2) The presence of two or more waves in a space must suggest that they are superposing.

3. Dec 23, 2015

### DiracPool

Ok...so are you saying that the free particle solution I listed above applies for an electron? What else? All half-spin particles? I'm not sure what you mean.

Also, if that equation does not apply to photons, what would be the equivalent equation for a propagating photon?

4. Dec 23, 2015

### vanhees71

One should not mix up discussions about photons with non-relativistic quantum mechanics. A photon cannot be appropriately described by a single wave function as a non-relativistic massive particle can.

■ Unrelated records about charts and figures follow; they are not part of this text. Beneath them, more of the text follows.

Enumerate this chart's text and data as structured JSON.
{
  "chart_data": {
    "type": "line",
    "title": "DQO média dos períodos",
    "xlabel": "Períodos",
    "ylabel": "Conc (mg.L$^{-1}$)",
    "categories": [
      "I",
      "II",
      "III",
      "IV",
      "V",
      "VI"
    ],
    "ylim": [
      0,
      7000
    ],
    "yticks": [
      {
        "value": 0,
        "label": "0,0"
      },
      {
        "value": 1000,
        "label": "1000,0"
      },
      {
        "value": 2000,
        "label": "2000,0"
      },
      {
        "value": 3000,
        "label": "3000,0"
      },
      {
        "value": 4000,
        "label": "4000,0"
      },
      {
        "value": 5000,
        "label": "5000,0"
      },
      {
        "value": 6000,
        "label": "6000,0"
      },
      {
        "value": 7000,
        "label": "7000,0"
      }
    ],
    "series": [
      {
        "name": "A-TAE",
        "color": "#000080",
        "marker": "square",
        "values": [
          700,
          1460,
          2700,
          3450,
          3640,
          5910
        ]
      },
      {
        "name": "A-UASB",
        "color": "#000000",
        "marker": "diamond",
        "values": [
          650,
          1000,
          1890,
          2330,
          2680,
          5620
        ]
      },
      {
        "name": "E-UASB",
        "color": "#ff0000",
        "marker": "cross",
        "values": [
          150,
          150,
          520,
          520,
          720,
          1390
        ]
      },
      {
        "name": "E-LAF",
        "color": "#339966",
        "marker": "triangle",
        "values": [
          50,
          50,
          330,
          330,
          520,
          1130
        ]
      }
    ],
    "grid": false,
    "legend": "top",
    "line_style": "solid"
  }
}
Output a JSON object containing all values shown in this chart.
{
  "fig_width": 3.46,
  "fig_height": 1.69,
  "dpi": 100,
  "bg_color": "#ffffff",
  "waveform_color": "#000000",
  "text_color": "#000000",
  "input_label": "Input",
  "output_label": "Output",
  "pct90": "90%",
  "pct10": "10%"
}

Now let's consider the time-independent Schrödinger function of a free spinless massive particle. In fact it's nothing else than the eigenvalue problem of the Hamilton operator
$$\hat{H}=\frac{\hat{p}^2}{2m}=-\frac{\hbar^2}{2m} \partial_x^2,$$
assuming that we work about a particle restricted to one dimension.

The eigenvalue equation reads
$$\hat{H} u_E(x)=E u_E(x).$$
You see that for each $E >0$ there are two linearly independent solutions
$$u_E^{(\pm)}(x)=\exp(\pm \mathrm{i} k x), \quad k=\frac{\sqrt{2m E}}{\hbar}.$$
This is understandable: The + solution describes a particle running with a defined momentum $p=\hbar k$ to the right, and the - solution one that moves with the same (magnitude of) momentum to the left. In both cases it has the same energy $E=p^2/(2m)$.

That's called a degeneracy, i.e., for an eigenvalue there are more than one linearly independent eigenvectors. The general eigenstate is given as a superposition of all these eigenvectors.

Last but not least one must emphasize that the plane-wave solutions are not representing true states since they are not square-integrable. They are distributions not true functions in the sense of functional analysis.

5. Dec 23, 2015

### blue_leaf77

It can be applied to all particles having non-relativistic velocity with non-zero rest mass.
I don't think it's a correct view to imagine photon as being a corpuscle-like entity having certain dynamics in space, like it's for electrons for example. From the point of view of quantum optics, the state of photons can take any possible form of excitations of vacuum. You have to start from how lightwave energy is formulated in classical physics, and then use the quantity-to-operator transformation to express observables like electric or magnetic fields as quantum operators. If you further restrict the system to be of empty cavity, you will find that the Hamiltonian of photons takes the form of a quantum harmonics oscillator.
To encompass the case of moving light pulses such as pulsed laser, the closest state of photons which leads to such form of electric field as having sinusoidal oscillation with certain envelope function is the multimode coherent state, this is one of many states photons can have. What we see as moving through the space is the evolution of the expectation value of the electric and magnetic fields, i.e. the expectation values of these operators is time dependent in such a way that it moves through the space, but it's not the photons which are moving in a packet.

6. Dec 26, 2015

### theodoros.mihos

The wave solution $\Psi(x) = A e^{ikx} + B e^{-ikx}$ say nothing about a particle "position". Full solution have the time depend term.
For a classical wave the space is homogen but for a quantum particle the space "formed" by $\Psi(\mathbf{r})$.